The geniuses of the new millennium had better get a good T1 connection if they want to win a Nobel prize.
On Tuesday Cisco Systems released the results of a survey in which one third of the living Nobel Laureates endorsed the Internet as a tool that can speed innovation while expanding knowledge, education and excellence in human behavior. It would have been really funny if some of them had branded it as the work of the Devil, but perhaps the silence of the other two thirds speaks for itself.
On the bright side, 69 per cent of those surveyed think the Internet would have accelerated the completion of their own work. Eighty-two per cent predict that it will speed up innovation and 72 per cent of the Laureates think it will play a large role in improving living standards worldwide.
Where is Alfred Nobel when you need him?
The Swedish chemist, who gave birth the foundation that awards the legendary prizes as part of his last will and testament more than 100 years ago, wanted to honour those whose pursuits changed the world for the better. He may not have put the Web on that kind of a pedestal.
There isn’t even a Nobel category for math, let alone the kind of mathematics that evolved into computer science (and, later, the Internet). This has actually been a sore point for decades among Nobel-watchers, and rumors abound as to why math was excluded. The best story I’ve heard speculates that a woman Nobel was having an affair with cheated on him with a mathematician. The official Nobel Web site has a simpler explanation. “He didn’t care much for mathematics,” it says, “It was not considered a practical science from which humanity could benefit (a chief purpose for creating the Nobel Foundation). “
For the record, the six Nobel categories include literature, physics, chemistry, peace, economics and physiology/medicine. It is telling that of the 71 Laureates surveyed for the Cisco study, more than half the responses came from those in medicine, physics and chemistry. It would probably be hard to get positive comments from the literary Laureates, many of whom still have problems with word processing. Saul Bellow, who won for Literature in 1976, still composes by hand on yellow notepads. Ernest Hemingway, who won in 1954, wrote standing up — not exactly the best posture for Web surfing over long periods of time.
There are obviously ways the Internet has served to further the efforts of some Laureates. The Cisco survey highlights the Amnesty International Campaign Against Torture, which uses its Web site to attract letters of protest. Some of the physics Laureates would no doubt have saved a lot of time at the library if they’d had a good Yahoo! account (though only because they had cultivated some solid offline research skills that many of today’s students lack).
My problem with this sort of evangelical exercise is that it attempts to elevate a product or medium into a stratosphere where it doesn’t belong. The Cisco release quotes the company’s corporate marketing vice-president Keith Fox as follows: “Through the power of the Internet we can bring education to more people faster than any other traditional means.” The Internet can bring text, images and voice, but education is a process that begins in the student’s mind, not through the form the curriculum arrives. Giving someone a textbook does not necessary educate anyone. Likewise, automation can speed up tasks, but innovation cannot be accelerated by artificial means. The Internet can assist brainstorming among far-flung researchers, but it does not in itself make the mind work faster.
This probably sounds like I’m nit-picking, but it is the natural outcome of what was probably a multiple choice survey which any self-respecting Nobel prize winner should have laughed at.
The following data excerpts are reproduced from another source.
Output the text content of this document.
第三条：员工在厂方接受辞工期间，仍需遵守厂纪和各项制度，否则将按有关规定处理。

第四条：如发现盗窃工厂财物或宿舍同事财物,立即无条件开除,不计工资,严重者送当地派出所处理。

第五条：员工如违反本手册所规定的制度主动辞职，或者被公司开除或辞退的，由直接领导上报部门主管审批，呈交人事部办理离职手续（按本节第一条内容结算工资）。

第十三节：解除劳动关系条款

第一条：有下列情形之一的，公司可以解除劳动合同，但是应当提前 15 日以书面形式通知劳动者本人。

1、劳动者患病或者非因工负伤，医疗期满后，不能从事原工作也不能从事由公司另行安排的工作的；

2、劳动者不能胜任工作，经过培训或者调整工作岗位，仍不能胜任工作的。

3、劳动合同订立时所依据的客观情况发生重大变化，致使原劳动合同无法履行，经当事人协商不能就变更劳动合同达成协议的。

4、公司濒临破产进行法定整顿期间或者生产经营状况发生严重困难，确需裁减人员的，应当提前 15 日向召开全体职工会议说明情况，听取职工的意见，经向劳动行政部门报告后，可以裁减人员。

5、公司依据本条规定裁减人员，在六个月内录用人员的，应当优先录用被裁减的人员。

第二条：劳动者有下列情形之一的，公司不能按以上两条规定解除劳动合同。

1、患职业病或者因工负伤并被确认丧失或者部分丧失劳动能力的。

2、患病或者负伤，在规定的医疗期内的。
It certainly accounts for the contradictions: while 85 per cent agreed that the Internet has had an “overall” positive impact on their work and lives (this is a reasonable response), around half of them said they were also worried about privacy issues, political inequities and increased alienation.
Not long ago Jack Kilby, who won the 2000 Nobel Prize in Physics for his work in developing the integrated circuit, was asked what kind of credit he should be given. His answer: “Oh, I think my work probably started a new way of looking at circuits and began a new field, but much of the progress since is not a direct consequence of my work.”
We could use some of this humility in IT. We all know the Internet is a useful tool, but there’s no need to make more of it than it is. Strange as it sounds, some of these Nobel Laureates need to smarten up.